Honestly, does anyone say it better than Neil Gaiman, when it comes to fairy tales?
“I feel like some kind of alchemist,” Gaiman suggests. “I have to go to the cupboard and take one ounce of Snow White and two ounces of Sleeping Beauty, and heat the Sleeping Beauty and froth the Snow White and mix them together: it’s kind of like fusion cuisine. It tastes like both of them but it’s actually a new dish.”
“The Bloody Chamber is such an important book to me,” he says. “Angela Carter, for me, is still the one who said: ‘You see these fairy stories, these things that are sitting at the back of the nursery shelves? Actually, each one of them is a loaded gun. Each of them is a bomb. Watch: if you turn it right it will blow up.’ And we all went: ‘Oh my gosh, she’s right – you can blow things up with these!’”

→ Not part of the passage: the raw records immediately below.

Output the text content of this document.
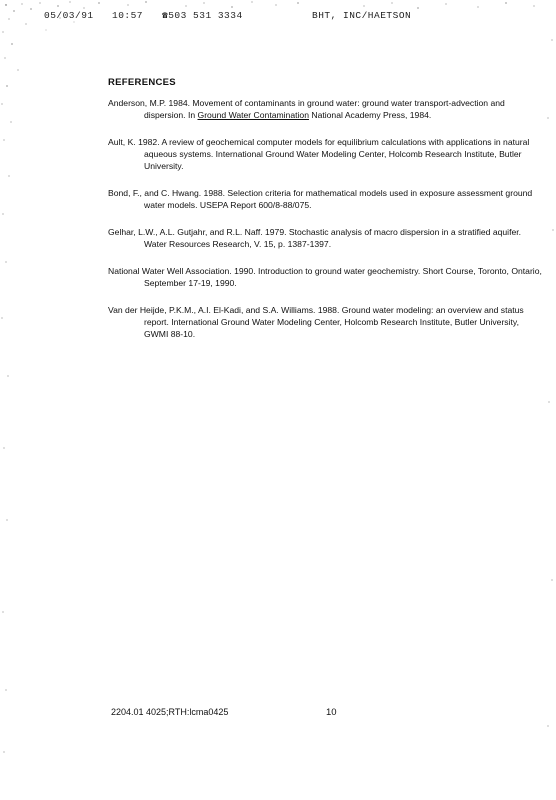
05/03/91 10:57 ☎503 531 3334	BHT, INC/HAETSON
REFERENCES
Anderson, M.P. 1984. Movement of contaminants in ground water: ground water transport-advection and dispersion. In Ground Water Contamination National Academy Press, 1984.
Ault, K. 1982. A review of geochemical computer models for equilibrium calculations with applications in natural aqueous systems. International Ground Water Modeling Center, Holcomb Research Institute, Butler University.
Bond, F., and C. Hwang. 1988. Selection criteria for mathematical models used in exposure assessment ground water models. USEPA Report 600/8-88/075.
Gelhar, L.W., A.L. Gutjahr, and R.L. Naff. 1979. Stochastic analysis of macro dispersion in a stratified aquifer. Water Resources Research, V. 15, p. 1387-1397.
National Water Well Association. 1990. Introduction to ground water geochemistry. Short Course, Toronto, Ontario, September 17-19, 1990.
Van der Heijde, P.K.M., A.I. El-Kadi, and S.A. Williams. 1988. Ground water modeling: an overview and status report. International Ground Water Modeling Center, Holcomb Research Institute, Butler University, GWMI 88-10.
2204.01 4025;RTH:lcma0425	10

When I ask Gaiman who his favourite fairy tale character is, he says he fell in love with Red Riding Hood when reading Carter. She was also Charles Dickens’s favourite, but in order to interpret Gaiman’s taste, you need to know that Carter’s take on the tale was “The Company of Wolves”, an ornately told story in which the heroine makes a relatively late appearance in a savage, sexual world, not a small child skipping along a path but a daring pubescent girl who strips naked, laughs in the face of danger and sleeps with the wolf – rendering him post–coitally “tender” – in her dead grandmother’s bed.
In fact, as Gaiman explains (becoming, in his own description, “fairy tale nerdy”) the bombs inherent in such stories have been defused more often than they have been detonated. For instance, the reason why Disney’s Sleeping Beauty doesn’t work, he says, is because “it’s not a story. It’s the opening to a story. The first versions we have of it make more sense but are less kind to human nature.